Okay, But What Does This Mean for Us?
You may be familiar with the metaphor that your brain is like an office, which over the course of the day gets messy and disheveled. Then, at night, while you sleep, a cleaning crew comes in and reorganizes everything. Sleep has long been viewed primarily through this lens: relating to higher brain functions—memory consolidation, cognitive restoration, and emotional regulation. While that may still be true for complex animals, the new findings suggest that the origin of sleep may lie in a much more basic biological imperative: preserving the integrity of neuronal DNA under stress.
The study implies that the need for sleep predates the evolution of centralized brains. Its roots may lie in early multicellular organisms that needed a way to cope with the cellular costs of being awake, such as DNA damage caused by environmental stress like sunlight, or the metabolic demands of continuous activity. Sleep, in this view, is an ancient maintenance behavior, essential for lifelong before complex cognition or learning existed.
Understanding sleep’s ancient origins reshapes how scientists think about this universal yet perplexing behavior. It suggests that even in humans, one of sleep’s core functions may be fundamental cellular protection, not just brain performance or mental health. While human sleep research often focuses on memory, emotional wellness, or disease, this study strengthens the idea that sleep’s benefits include guarding the DNA of neurons from damage that accumulates during wakefulness. Returning to the office metaphor, sleep not only organizes your filing cabinets but also tightens all the screws on the furniture.

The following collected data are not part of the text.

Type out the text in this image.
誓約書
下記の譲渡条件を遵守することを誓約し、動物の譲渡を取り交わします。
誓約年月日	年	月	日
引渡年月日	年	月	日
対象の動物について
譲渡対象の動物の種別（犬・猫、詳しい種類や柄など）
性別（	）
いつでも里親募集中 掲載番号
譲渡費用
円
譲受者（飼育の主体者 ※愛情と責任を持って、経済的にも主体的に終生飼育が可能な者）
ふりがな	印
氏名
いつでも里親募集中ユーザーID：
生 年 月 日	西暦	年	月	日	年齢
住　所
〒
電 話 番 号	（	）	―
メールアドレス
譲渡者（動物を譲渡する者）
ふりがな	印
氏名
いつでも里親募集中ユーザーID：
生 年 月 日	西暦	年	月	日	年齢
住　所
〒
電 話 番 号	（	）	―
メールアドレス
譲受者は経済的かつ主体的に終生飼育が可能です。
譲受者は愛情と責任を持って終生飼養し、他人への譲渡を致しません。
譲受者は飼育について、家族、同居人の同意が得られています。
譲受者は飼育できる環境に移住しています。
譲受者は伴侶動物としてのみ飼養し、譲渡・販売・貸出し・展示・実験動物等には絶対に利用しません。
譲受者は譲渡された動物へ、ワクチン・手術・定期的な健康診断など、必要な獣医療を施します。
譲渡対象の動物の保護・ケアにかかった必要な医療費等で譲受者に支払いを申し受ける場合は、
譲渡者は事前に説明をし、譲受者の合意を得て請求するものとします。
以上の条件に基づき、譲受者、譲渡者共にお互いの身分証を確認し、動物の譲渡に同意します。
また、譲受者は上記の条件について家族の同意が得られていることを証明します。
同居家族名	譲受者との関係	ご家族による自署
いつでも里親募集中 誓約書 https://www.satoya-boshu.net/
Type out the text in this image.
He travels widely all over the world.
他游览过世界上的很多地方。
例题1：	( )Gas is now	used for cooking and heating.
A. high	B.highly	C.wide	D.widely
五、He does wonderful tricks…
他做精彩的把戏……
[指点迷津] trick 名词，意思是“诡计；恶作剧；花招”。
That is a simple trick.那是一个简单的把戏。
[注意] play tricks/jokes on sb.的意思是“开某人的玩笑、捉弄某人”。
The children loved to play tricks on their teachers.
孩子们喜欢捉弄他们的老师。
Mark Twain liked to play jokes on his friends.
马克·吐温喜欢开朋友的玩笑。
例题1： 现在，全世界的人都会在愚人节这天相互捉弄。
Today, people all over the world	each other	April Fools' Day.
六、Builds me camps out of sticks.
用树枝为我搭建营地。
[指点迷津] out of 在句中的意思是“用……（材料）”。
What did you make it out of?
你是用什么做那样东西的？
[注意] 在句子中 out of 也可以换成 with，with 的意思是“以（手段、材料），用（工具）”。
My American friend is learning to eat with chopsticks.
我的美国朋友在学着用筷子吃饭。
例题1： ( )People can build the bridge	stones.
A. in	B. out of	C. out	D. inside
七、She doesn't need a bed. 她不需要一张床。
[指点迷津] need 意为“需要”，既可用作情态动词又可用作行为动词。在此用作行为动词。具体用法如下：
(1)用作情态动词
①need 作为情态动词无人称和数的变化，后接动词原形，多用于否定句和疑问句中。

That insight has real implications for public health. In humans, chronic sleep loss is associated with an increased risk of cognitive decline and neurodegenerative diseases such as Alzheimer’s and Parkinson’s, according to recent studies. If sleep truly plays a role in protecting neuronal DNA, regularly missing out on rest could allow subtle damage to accumulate over time, gradually affecting memory, thinking speed, and overall brain resilience. By clarifying how sleep protects brain cells at their most basic level, these findings may help guide future research into slowing or even preventing age-related brain decline.
An Ancient Survival Strategy
There’s something comforting about the idea that sleep isn’t just a modern luxury but an ancient survival tool—one shared with creatures drifting through shallow lagoons hundreds of millions of years ago. Long before dreams or alarm clocks, sleep may have existed simply to protect the most delicate cells we have. So the next time you cozy up in your pajamas and settle under the covers, remember that you’re not being lazy or indulgent; you’re participating in one of the oldest maintenance routines on Earth, giving your neurons the same gift jellyfish have relied on for ages: a little time to rest, reset, and stay intact.